When it works, it works for everyone.

When partners keep these tips in mind, co-innovation between startups and large corporations benefits both parties.

Let's look at some of the advantages from the perspective of a large supplier. First, by partnering with an agile startup, vendors can often fill in the missing pieces for their solutions — and deliver them to customers faster than they can do it themselves. Additionally, many large vendors focus on offering broad platforms, or developing common horizontal modules that can be used to provide vertical solutions. They typically rely on channel partners, application developers, integrators, and yes, startups, to develop these solutions for specific markets. Startups can differentiate products from large vendors, offer specialized features to help sell to customers, and might otherwise partner with niche companies.

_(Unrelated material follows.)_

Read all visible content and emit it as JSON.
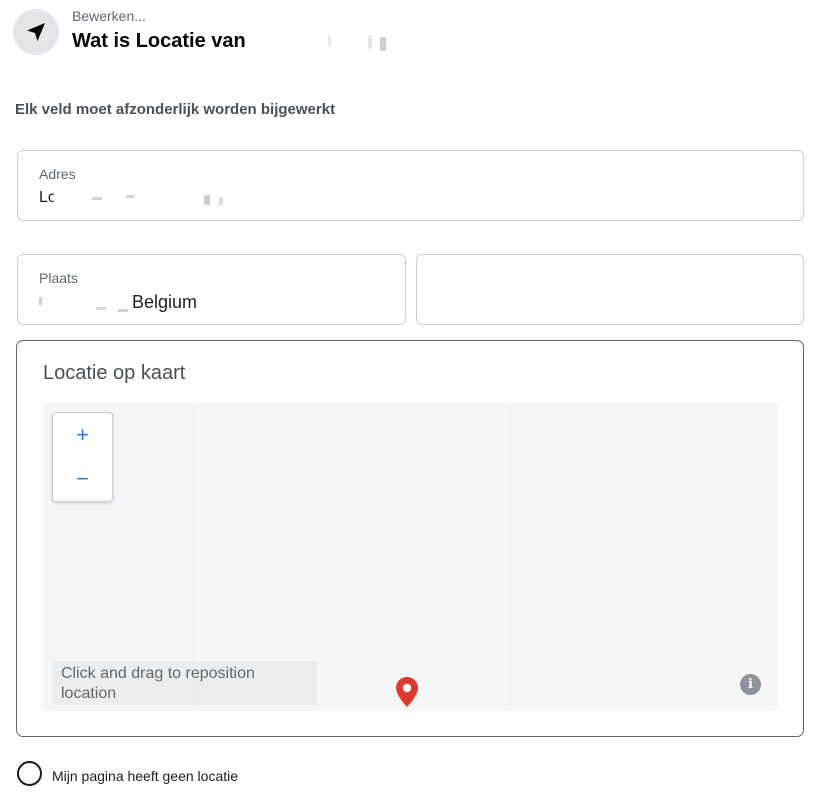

Co-innovation with industry giants can be scary from a startup’s perspective, but when done right, it can improve a startup’s credibility and help bring it to market. When startups co-innovate with large suppliers, they gain access to customers and channel partners that may not be accessible on their own. As Brian McGlynn, COO and co-founder of IoT startup Davra Networks, told me recently, “When you work with a large vendor and are proven in their ecosystem, You have a stronger play.” Or, if the startup co-innovates directly with a large customer, it develops a targeted product that can then sell the original customer to other customers as an important reference account.

From a startup perspective, what factors contribute to a win-win co-innovation experience? Co-innovation between startups and businesses works best when each side fills the gaps in the other's capabilities and the work and rewards are shared fairly.

Josef Brunner, CEO of IoT startup relayr, points out that it is important to be guided by your overall strategy when evaluating co-innovation opportunities. "Sometimes it's hard to say no to a big company," he said in an interview. “Founders and CEOs want to take this opportunity to work with industry leaders, but you have to make sure it’s the right thing to do strategically. Otherwise, it’s easy to lose your identity.” Another guiding principle for relayr is to always focus on on the client. "Don't fall in love with technology. Co-innovation should be about helping customers succeed in business. The most important thing is to put customers at the center of what we do, understand their challenges, and always think about the business case."

Davra's McGlynn also noted: "You can bring in partners by having the right architecture, but you need the right governance to make it work." It's important to revolve around who owns what, who decides what, how prices are set, and A clear agreement on how to share the income. “With the right governance environment, both parties can make money.”

In the end, it's important to develop relationships incrementally, taking the time to get to know other partners and define appropriate roles. As Josef Brunner told me, "Many companies want to boil the ocean in one day, which is very challenging. The approach we took was, 'Climb before you walk, run before you walk. '"

Therefore, start to take the first step of common development. Get ready with a clear value proposition, application and proof of concept, then find the right corporate partner to develop it and bring it to market. Welcome to the Common Economy!